Exactly what I've been served is a bit of a mystery to me. There is a sample cup of coffee from Bolivia, I know that. But the espresso in hand has recently changed sources, and may be a blend from Tanzania and Peru - an interesting pairing, or may be from Brazil. (It's decaf. According to the barista, decaf blends are the same as other espresso. According to the roaster's website, decaf is different.) It has a heavy, reddish color, and an unfamiliar aftertaste which reminds me a little of those buckets of well-squished caramels randomly gracing checkout counters across the nation. It is almost fruity, almost sweet, almost rich, almost robust... but just not quite committed to being anything.

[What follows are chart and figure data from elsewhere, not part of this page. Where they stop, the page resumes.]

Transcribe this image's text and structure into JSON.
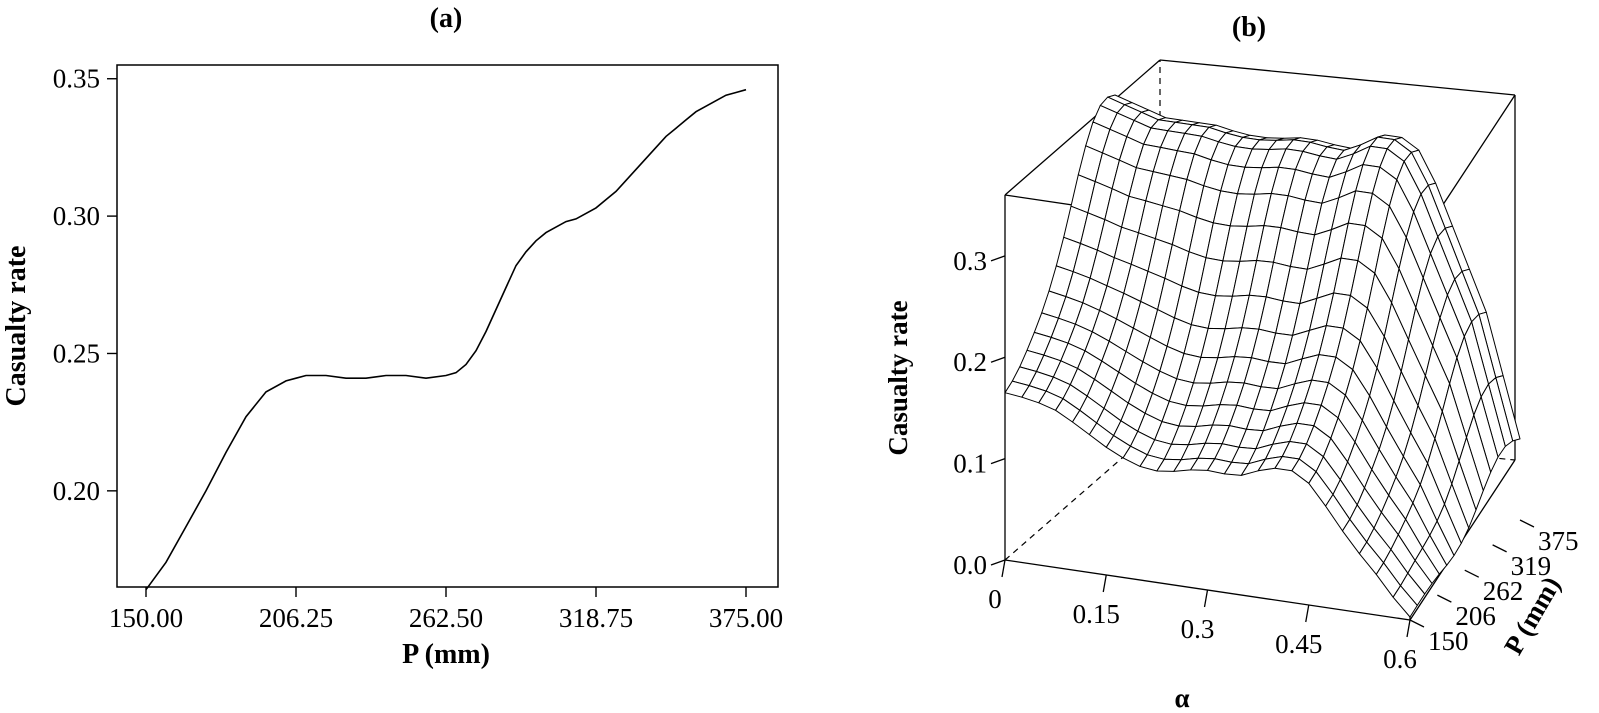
{
  "chart_data": [
    {
      "panel_label": "(a)",
      "type": "line",
      "xlabel": "P (mm)",
      "ylabel": "Casualty rate",
      "xlim": [
        150,
        375
      ],
      "ylim": [
        0.165,
        0.355
      ],
      "xticks": [
        "150.00",
        "206.25",
        "262.50",
        "318.75",
        "375.00"
      ],
      "yticks": [
        "0.20",
        "0.25",
        "0.30",
        "0.35"
      ],
      "grid": false,
      "series": [
        {
          "x": [
            150,
            157.5,
            165,
            172.5,
            180,
            187.5,
            195,
            202.5,
            206.25,
            210,
            217.5,
            225,
            232.5,
            240,
            247.5,
            255,
            262.5,
            266.25,
            270,
            273.75,
            277.5,
            281.25,
            285,
            288.75,
            292.5,
            296.25,
            300,
            303.75,
            307.5,
            311.25,
            315,
            318.75,
            322.5,
            326.25,
            330,
            333.75,
            337.5,
            341.25,
            345,
            348.75,
            352.5,
            356.25,
            360,
            363.75,
            367.5,
            371.25,
            375
          ],
          "y": [
            0.164,
            0.174,
            0.187,
            0.2,
            0.214,
            0.227,
            0.236,
            0.24,
            0.241,
            0.242,
            0.242,
            0.241,
            0.241,
            0.242,
            0.242,
            0.241,
            0.242,
            0.243,
            0.246,
            0.251,
            0.258,
            0.266,
            0.274,
            0.282,
            0.287,
            0.291,
            0.294,
            0.296,
            0.298,
            0.299,
            0.301,
            0.303,
            0.306,
            0.309,
            0.313,
            0.317,
            0.321,
            0.325,
            0.329,
            0.332,
            0.335,
            0.338,
            0.34,
            0.342,
            0.344,
            0.345,
            0.346
          ]
        }
      ]
    },
    {
      "panel_label": "(b)",
      "type": "surface",
      "xlabel": "α",
      "ylabel": "P (mm)",
      "zlabel": "Casualty rate",
      "xticks": [
        "0",
        "0.15",
        "0.3",
        "0.45",
        "0.6"
      ],
      "yticks": [
        "150",
        "206",
        "262",
        "319",
        "375"
      ],
      "zticks": [
        "0.0",
        "0.1",
        "0.2",
        "0.3"
      ],
      "xlim": [
        0,
        0.6
      ],
      "ylim": [
        150,
        375
      ],
      "zlim": [
        0,
        0.36
      ],
      "alpha_values": [
        0,
        0.025,
        0.05,
        0.075,
        0.1,
        0.125,
        0.15,
        0.175,
        0.2,
        0.225,
        0.25,
        0.275,
        0.3,
        0.325,
        0.35,
        0.375,
        0.4,
        0.425,
        0.45,
        0.475,
        0.5,
        0.525,
        0.55,
        0.575,
        0.6
      ],
      "casualty_rate_at_P150": [
        0.165,
        0.163,
        0.16,
        0.155,
        0.146,
        0.136,
        0.126,
        0.118,
        0.112,
        0.11,
        0.112,
        0.116,
        0.118,
        0.117,
        0.118,
        0.125,
        0.13,
        0.13,
        0.12,
        0.1,
        0.078,
        0.058,
        0.04,
        0.02,
        0.003
      ],
      "casualty_rate_at_P375": [
        0.36,
        0.355,
        0.35,
        0.345,
        0.345,
        0.345,
        0.345,
        0.342,
        0.34,
        0.34,
        0.342,
        0.345,
        0.345,
        0.343,
        0.342,
        0.35,
        0.36,
        0.36,
        0.35,
        0.32,
        0.28,
        0.24,
        0.2,
        0.14,
        0.08
      ]
    }
  ]
}
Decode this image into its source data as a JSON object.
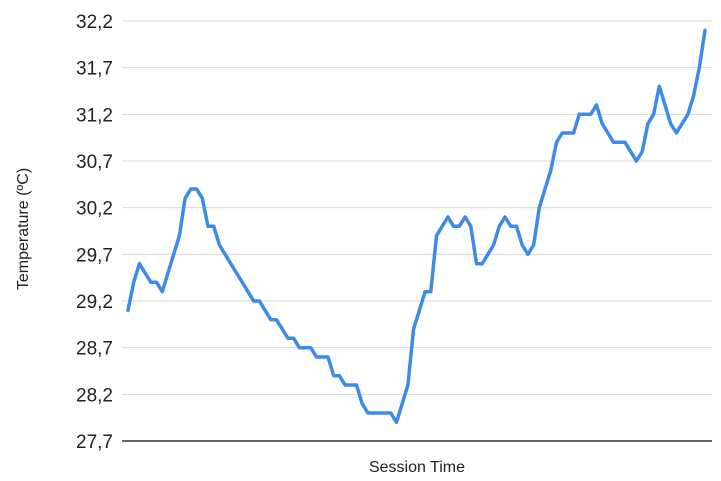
{
  "chart_data": {
    "type": "line",
    "xlabel": "Session Time",
    "ylabel": "Temperature (ºC)",
    "ylim": [
      27.7,
      32.2
    ],
    "yticks": [
      "27,7",
      "28,2",
      "28,7",
      "29,2",
      "29,7",
      "30,2",
      "30,7",
      "31,2",
      "31,7",
      "32,2"
    ],
    "grid": true,
    "legend": "none",
    "color": "#3d8be8",
    "series": [
      {
        "values": [
          29.1,
          29.4,
          29.6,
          29.5,
          29.4,
          29.4,
          29.3,
          29.5,
          29.7,
          29.9,
          30.3,
          30.4,
          30.4,
          30.3,
          30.0,
          30.0,
          29.8,
          29.7,
          29.6,
          29.5,
          29.4,
          29.3,
          29.2,
          29.2,
          29.1,
          29.0,
          29.0,
          28.9,
          28.8,
          28.8,
          28.7,
          28.7,
          28.7,
          28.6,
          28.6,
          28.6,
          28.4,
          28.4,
          28.3,
          28.3,
          28.3,
          28.1,
          28.0,
          28.0,
          28.0,
          28.0,
          28.0,
          27.9,
          28.1,
          28.3,
          28.9,
          29.1,
          29.3,
          29.3,
          29.9,
          30.0,
          30.1,
          30.0,
          30.0,
          30.1,
          30.0,
          29.6,
          29.6,
          29.7,
          29.8,
          30.0,
          30.1,
          30.0,
          30.0,
          29.8,
          29.7,
          29.8,
          30.2,
          30.4,
          30.6,
          30.9,
          31.0,
          31.0,
          31.0,
          31.2,
          31.2,
          31.2,
          31.3,
          31.1,
          31.0,
          30.9,
          30.9,
          30.9,
          30.8,
          30.7,
          30.8,
          31.1,
          31.2,
          31.5,
          31.3,
          31.1,
          31.0,
          31.1,
          31.2,
          31.4,
          31.7,
          32.1
        ]
      }
    ]
  }
}
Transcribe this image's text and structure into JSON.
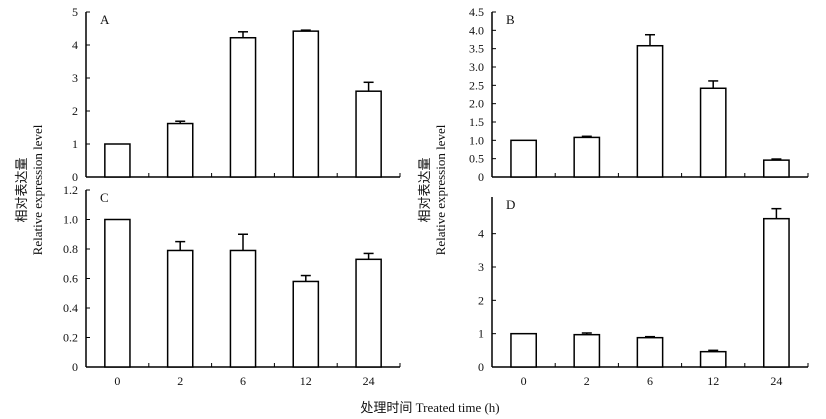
{
  "chart_data": [
    {
      "type": "bar",
      "panel": "A",
      "categories": [
        "0",
        "2",
        "6",
        "12",
        "24"
      ],
      "values": [
        1.0,
        1.62,
        4.22,
        4.42,
        2.6
      ],
      "errors": [
        0,
        0.07,
        0.18,
        0.03,
        0.27
      ],
      "ylim": [
        0,
        5
      ],
      "yticks": [
        0,
        1,
        2,
        3,
        4,
        5
      ],
      "ytick_labels": [
        "0",
        "1",
        "2",
        "3",
        "4",
        "5"
      ]
    },
    {
      "type": "bar",
      "panel": "B",
      "categories": [
        "0",
        "2",
        "6",
        "12",
        "24"
      ],
      "values": [
        1.0,
        1.08,
        3.58,
        2.42,
        0.46
      ],
      "errors": [
        0,
        0.03,
        0.3,
        0.2,
        0.03
      ],
      "ylim": [
        0,
        4.5
      ],
      "yticks": [
        0,
        0.5,
        1,
        1.5,
        2,
        2.5,
        3,
        3.5,
        4,
        4.5
      ],
      "ytick_labels": [
        "0",
        "0.5",
        "1.0",
        "1.5",
        "2.0",
        "2.5",
        "3.0",
        "3.5",
        "4.0",
        "4.5"
      ]
    },
    {
      "type": "bar",
      "panel": "C",
      "categories": [
        "0",
        "2",
        "6",
        "12",
        "24"
      ],
      "values": [
        1.0,
        0.79,
        0.79,
        0.58,
        0.73
      ],
      "errors": [
        0,
        0.06,
        0.11,
        0.04,
        0.04
      ],
      "ylim": [
        0,
        1.2
      ],
      "yticks": [
        0,
        0.2,
        0.4,
        0.6,
        0.8,
        1.0,
        1.2
      ],
      "ytick_labels": [
        "0",
        "0.2",
        "0.4",
        "0.6",
        "0.8",
        "1.0",
        "1.2"
      ]
    },
    {
      "type": "bar",
      "panel": "D",
      "categories": [
        "0",
        "2",
        "6",
        "12",
        "24"
      ],
      "values": [
        1.0,
        0.97,
        0.88,
        0.46,
        4.45
      ],
      "errors": [
        0,
        0.05,
        0.03,
        0.04,
        0.3
      ],
      "ylim": [
        0,
        5.1
      ],
      "yticks": [
        0,
        1,
        2,
        3,
        4
      ],
      "ytick_labels": [
        "0",
        "1",
        "2",
        "3",
        "4"
      ]
    }
  ],
  "ylabel_cn": "相对表达量",
  "ylabel_en": "Relative  expression level",
  "xlabel": "处理时间 Treated time (h)"
}
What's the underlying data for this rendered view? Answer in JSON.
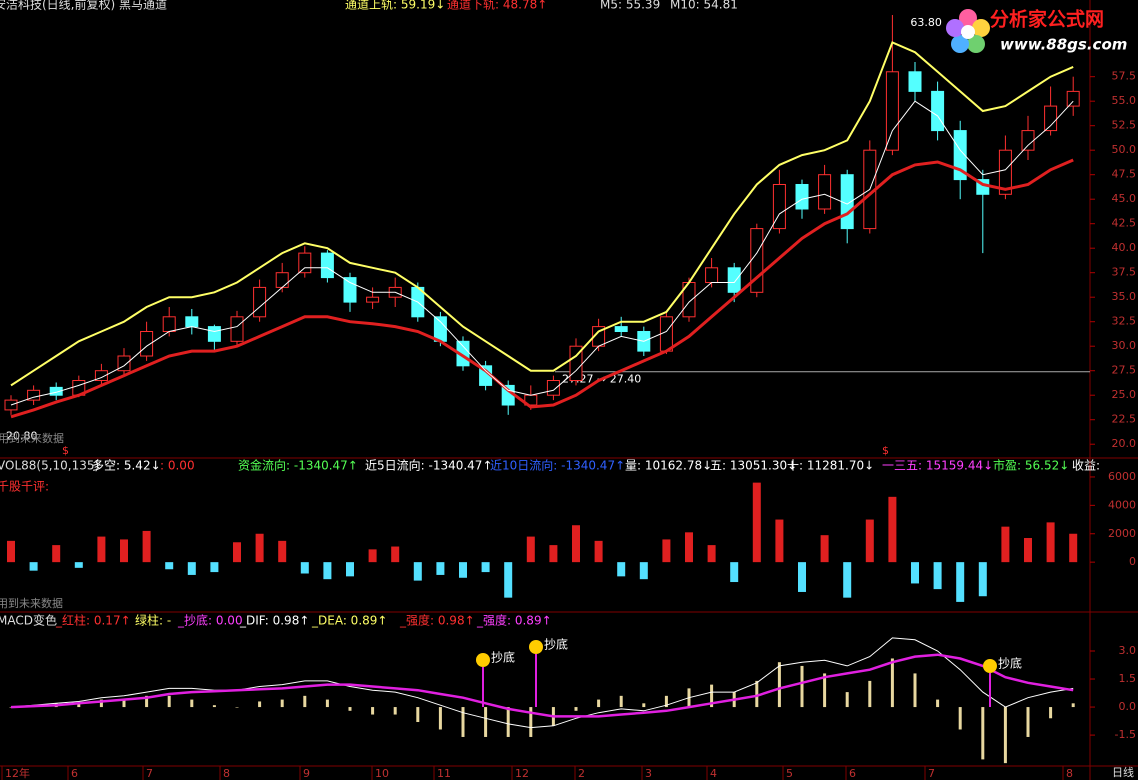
{
  "logo": {
    "title": "分析家公式网",
    "url": "www.88gs.com"
  },
  "chart_data": [
    {
      "type": "candlestick",
      "title": "安洁科技(日线,前复权) 黑马通道",
      "legend": [
        {
          "text": "通道上轨: 59.19↓",
          "color": "#ffff66"
        },
        {
          "text": "通道下轨: 48.78↑",
          "color": "#ff3030"
        },
        {
          "text": "M5: 55.39",
          "color": "#dddddd"
        },
        {
          "text": "M10: 54.81",
          "color": "#dddddd"
        }
      ],
      "up_color": "#ff3030",
      "down_color": "#54ffff",
      "open": [
        23.5,
        24.5,
        25.8,
        25,
        26.5,
        27.5,
        29,
        31.5,
        33,
        32,
        30.5,
        33,
        36,
        37.5,
        39.5,
        37,
        34.5,
        35,
        36,
        33,
        30.5,
        28,
        26,
        24,
        25,
        26.5,
        30,
        32,
        31.5,
        29.5,
        33,
        36.5,
        38,
        35.5,
        42,
        46.5,
        44,
        47.5,
        42,
        50,
        58,
        56,
        52,
        47,
        45.5,
        50,
        52,
        54.5
      ],
      "close": [
        24.5,
        25.5,
        25,
        26.5,
        27.5,
        29,
        31.5,
        33,
        32,
        30.5,
        33,
        36,
        37.5,
        39.5,
        37,
        34.5,
        35,
        36,
        33,
        30.5,
        28,
        26,
        24,
        25,
        26.5,
        30,
        32,
        31.5,
        29.5,
        33,
        36.5,
        38,
        35.5,
        42,
        46.5,
        44,
        47.5,
        42,
        50,
        58,
        56,
        52,
        47,
        45.5,
        50,
        52,
        54.5,
        56
      ],
      "high": [
        25,
        26,
        26.3,
        27,
        28.2,
        29.8,
        32.5,
        34,
        33.8,
        32.2,
        33.6,
        36.8,
        38.5,
        40.2,
        39.8,
        37.5,
        36,
        37,
        36.5,
        33.5,
        31,
        28.5,
        26.5,
        26,
        27,
        30.8,
        32.8,
        33,
        32,
        33.5,
        37,
        39,
        38.5,
        42.5,
        48,
        47,
        48.5,
        48,
        51,
        63.8,
        59,
        57,
        53,
        48,
        51.5,
        53.5,
        56.5,
        57.5
      ],
      "low": [
        23,
        24,
        24.5,
        24.8,
        26,
        27,
        28.5,
        31,
        31.2,
        29.5,
        30,
        32.5,
        35.5,
        37,
        36.5,
        33.5,
        33.8,
        34,
        32.5,
        30,
        27.5,
        25.5,
        23,
        23.5,
        24.5,
        26,
        29.5,
        31,
        29,
        29.2,
        32.5,
        36,
        34.5,
        35,
        41.5,
        43,
        43.5,
        40.5,
        41.5,
        49.5,
        55,
        51,
        45,
        39.5,
        45,
        49,
        51.5,
        53.5
      ],
      "lines": [
        {
          "color": "#ffff66",
          "width": 2,
          "values": [
            26,
            27.5,
            29,
            30.5,
            31.5,
            32.5,
            34,
            35,
            35,
            35.5,
            36.5,
            38,
            39.5,
            40.5,
            40,
            38.5,
            38,
            37.5,
            36,
            34,
            32,
            30.5,
            29,
            27.5,
            27.5,
            29,
            31.5,
            32.5,
            32.5,
            33.5,
            36.5,
            40,
            43.5,
            46.5,
            48.5,
            49.5,
            50,
            51,
            55,
            61,
            60,
            58,
            56,
            54,
            54.5,
            56,
            57.5,
            58.5
          ]
        },
        {
          "color": "#e02020",
          "width": 3,
          "values": [
            22.8,
            23.5,
            24.3,
            25,
            26,
            27,
            28,
            29,
            29.5,
            29.5,
            30,
            31,
            32,
            33,
            33,
            32.5,
            32.3,
            32,
            31.5,
            30.5,
            29,
            27.5,
            25.5,
            23.8,
            24,
            25,
            26.5,
            27.5,
            28.5,
            29.5,
            31,
            33,
            35,
            37,
            39,
            41,
            42.5,
            43.5,
            45.5,
            47.5,
            48.5,
            48.8,
            48,
            46.5,
            46,
            46.5,
            48,
            49
          ]
        },
        {
          "color": "#ffffff",
          "width": 1,
          "values": [
            24,
            24.8,
            25.3,
            26,
            26.8,
            28,
            30,
            31.5,
            32,
            31.5,
            32,
            34,
            36,
            38,
            38,
            36.5,
            35.5,
            35.5,
            34.5,
            32.5,
            30,
            27.5,
            25.5,
            25,
            25.5,
            27.5,
            30,
            31,
            30.5,
            31.5,
            34.5,
            36.5,
            36.5,
            39.5,
            43.5,
            45,
            45.5,
            44.5,
            46,
            52,
            55,
            53.5,
            50,
            47.5,
            48,
            50.5,
            52.5,
            55
          ]
        }
      ],
      "ylim": [
        18.9,
        64.1
      ],
      "yticks": [
        {
          "value": 20,
          "label": "20.0"
        },
        {
          "value": 22.5,
          "label": "22.5"
        },
        {
          "value": 25,
          "label": "25.0"
        },
        {
          "value": 27.5,
          "label": "27.5"
        },
        {
          "value": 30,
          "label": "30.0"
        },
        {
          "value": 32.5,
          "label": "32.5"
        },
        {
          "value": 35,
          "label": "35.0"
        },
        {
          "value": 37.5,
          "label": "37.5"
        },
        {
          "value": 40,
          "label": "40.0"
        },
        {
          "value": 42.5,
          "label": "42.5"
        },
        {
          "value": 45,
          "label": "45.0"
        },
        {
          "value": 47.5,
          "label": "47.5"
        },
        {
          "value": 50,
          "label": "50.0"
        },
        {
          "value": 52.5,
          "label": "52.5"
        },
        {
          "value": 55,
          "label": "55.0"
        },
        {
          "value": 57.5,
          "label": "57.5"
        }
      ],
      "peak": {
        "value": 63.8,
        "label": "63.80"
      },
      "low_mark": {
        "value": 20.8,
        "label": "20.80"
      },
      "level": {
        "value": 27.4,
        "label": "27.27 → 27.40"
      },
      "notes": [
        "用到未来数据",
        "$",
        "$"
      ]
    },
    {
      "type": "bar",
      "title": "VOL88(5,10,135)",
      "legend": [
        {
          "text": "多空: 5.42↓",
          "color": "#ffffff"
        },
        {
          "text": ": 0.00",
          "color": "#ff3030"
        },
        {
          "text": "资金流向: -1340.47↑",
          "color": "#54ff54"
        },
        {
          "text": "近5日流向: -1340.47↑",
          "color": "#ffffff"
        },
        {
          "text": "近10日流向: -1340.47↑",
          "color": "#3060ff"
        },
        {
          "text": "量: 10162.78↓",
          "color": "#ffffff"
        },
        {
          "text": "五: 13051.30↓",
          "color": "#ffffff"
        },
        {
          "text": "十: 11281.70↓",
          "color": "#ffffff"
        },
        {
          "text": "一三五: 15159.44↓",
          "color": "#ff40ff"
        },
        {
          "text": "市盈: 56.52↓",
          "color": "#54ff54"
        },
        {
          "text": "收益:",
          "color": "#ffffff"
        }
      ],
      "notes": [
        "千股千评:",
        "用到未来数据"
      ],
      "up_color": "#e02020",
      "down_color": "#54e0ff",
      "values": [
        1500,
        -600,
        1200,
        -400,
        1800,
        1600,
        2200,
        -500,
        -900,
        -700,
        1400,
        2000,
        1500,
        -800,
        -1200,
        -1000,
        900,
        1100,
        -1300,
        -900,
        -1100,
        -700,
        -2500,
        1800,
        1200,
        2600,
        1500,
        -1000,
        -1200,
        1600,
        2100,
        1200,
        -1400,
        5600,
        3000,
        -2100,
        1900,
        -2500,
        3000,
        4600,
        -1500,
        -1900,
        -2800,
        -2400,
        2500,
        1700,
        2800,
        2000
      ],
      "ylim": [
        -3370,
        6490
      ],
      "yticks": [
        0,
        2000,
        4000,
        6000
      ]
    },
    {
      "type": "macd",
      "title": "MACD变色",
      "legend": [
        {
          "text": "_红柱: 0.17↑",
          "color": "#ff3030"
        },
        {
          "text": "绿柱: -",
          "color": "#ffff66"
        },
        {
          "text": "_抄底: 0.00",
          "color": "#ff40ff"
        },
        {
          "text": "_DIF: 0.98↑",
          "color": "#ffffff"
        },
        {
          "text": "_DEA: 0.89↑",
          "color": "#ffff66"
        },
        {
          "text": "_强度: 0.98↑",
          "color": "#ff3030"
        },
        {
          "text": "_强度: 0.89↑",
          "color": "#ff40ff"
        }
      ],
      "notes": [
        "抄底",
        "抄底",
        "抄底"
      ],
      "hist_color": "#e8d8a0",
      "hist": [
        0,
        0.1,
        0.2,
        0.2,
        0.4,
        0.4,
        0.6,
        0.6,
        0.4,
        0.1,
        0,
        0.3,
        0.4,
        0.6,
        0.4,
        -0.2,
        -0.4,
        -0.4,
        -0.8,
        -1.2,
        -1.6,
        -1.6,
        -1.6,
        -1.6,
        -1,
        -0.2,
        0.4,
        0.6,
        0.2,
        0.6,
        1,
        1.2,
        0.8,
        1.4,
        2.4,
        2.2,
        1.8,
        0.8,
        1.4,
        2.6,
        1.8,
        0.4,
        -1.2,
        -2.8,
        -3,
        -1.6,
        -0.6,
        0.2
      ],
      "series": [
        {
          "color": "#ffffff",
          "values": [
            0,
            0.1,
            0.2,
            0.3,
            0.5,
            0.6,
            0.8,
            1,
            1,
            0.9,
            0.9,
            1.1,
            1.2,
            1.4,
            1.4,
            1.1,
            0.9,
            0.8,
            0.5,
            0.1,
            -0.3,
            -0.6,
            -0.9,
            -1.1,
            -1,
            -0.6,
            -0.3,
            -0.1,
            -0.2,
            0.1,
            0.5,
            0.8,
            0.8,
            1.3,
            2.2,
            2.4,
            2.5,
            2.2,
            2.7,
            3.7,
            3.6,
            3,
            2,
            0.8,
            0,
            0.5,
            0.8,
            1
          ]
        },
        {
          "color": "#e020e0",
          "values": [
            0,
            0.05,
            0.1,
            0.2,
            0.3,
            0.4,
            0.5,
            0.7,
            0.8,
            0.85,
            0.9,
            0.95,
            1,
            1.1,
            1.2,
            1.2,
            1.1,
            1,
            0.9,
            0.7,
            0.5,
            0.2,
            -0.1,
            -0.3,
            -0.5,
            -0.5,
            -0.5,
            -0.4,
            -0.3,
            -0.2,
            0,
            0.2,
            0.4,
            0.6,
            1,
            1.3,
            1.6,
            1.8,
            2,
            2.4,
            2.7,
            2.8,
            2.6,
            2.2,
            1.6,
            1.3,
            1.1,
            0.9
          ]
        }
      ],
      "ylim": [
        -3.1,
        4.23
      ],
      "yticks": [
        {
          "value": 3,
          "label": "3.0"
        },
        {
          "value": 1.5,
          "label": "1.5"
        },
        {
          "value": 0,
          "label": "0.0"
        },
        {
          "value": -1.5,
          "label": "-1.5"
        }
      ],
      "xlabels": [
        "12年",
        "6",
        "7",
        "8",
        "9",
        "10",
        "11",
        "12",
        "2",
        "3",
        "4",
        "5",
        "6",
        "7",
        "8"
      ],
      "period": "日线"
    }
  ]
}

Trabant is a definite "Go To" for coffee education in this neighborhood. They are exceptionally proud of their coffee, and exceptionally eager to tell you all about it. They are also patient with the sharing of knowledge, and happy to entertain questions. They serve coffee from a roaster called 49th Parallel, and I was amused to be told by my barista that Trabant is one of the few companies in Seattle which goes to the trouble of importing it all the way from... Canada. (This, perhaps, is because so many companies in Seattle go to the trouble of roasting their own coffee. But never mind that.)

For the record: 49th Parallel Coffee Roasters in Vancouver, B.C., has one of the most usefully informative coffee-roaster websites I've seen in a while. Check out their "Coffee Essentials" if you've ever wondered what different varietals are, or how different processing methods impact your morning on this side of it all.

My feelings toward Trabant itself are ambivalent, influenced heavily by a sense of weariness with its location. It is too close to summer to be voluntarily spending time so close to school. They do have another store downtown, so I'll have to try again next time I'm by Pioneer Square and see if I feel any different about it. In the mean time, I find myself both impressed with their enthusiasm and un-enamored of their coffee.

Incidentally, speaking of school, the image at the beginning of this post results from the fact that I was forced to learn basic PowerPoint usage over the weekend. That's right: I really did manage to evade giving digital presentations for this long. But now, well into my mid-20's, I flatter myself that I may have finally acquired PowerPoint skills on par with those of your average 8-year-old. Therefore, I felt I should show them off. You may now pretend to be impressed.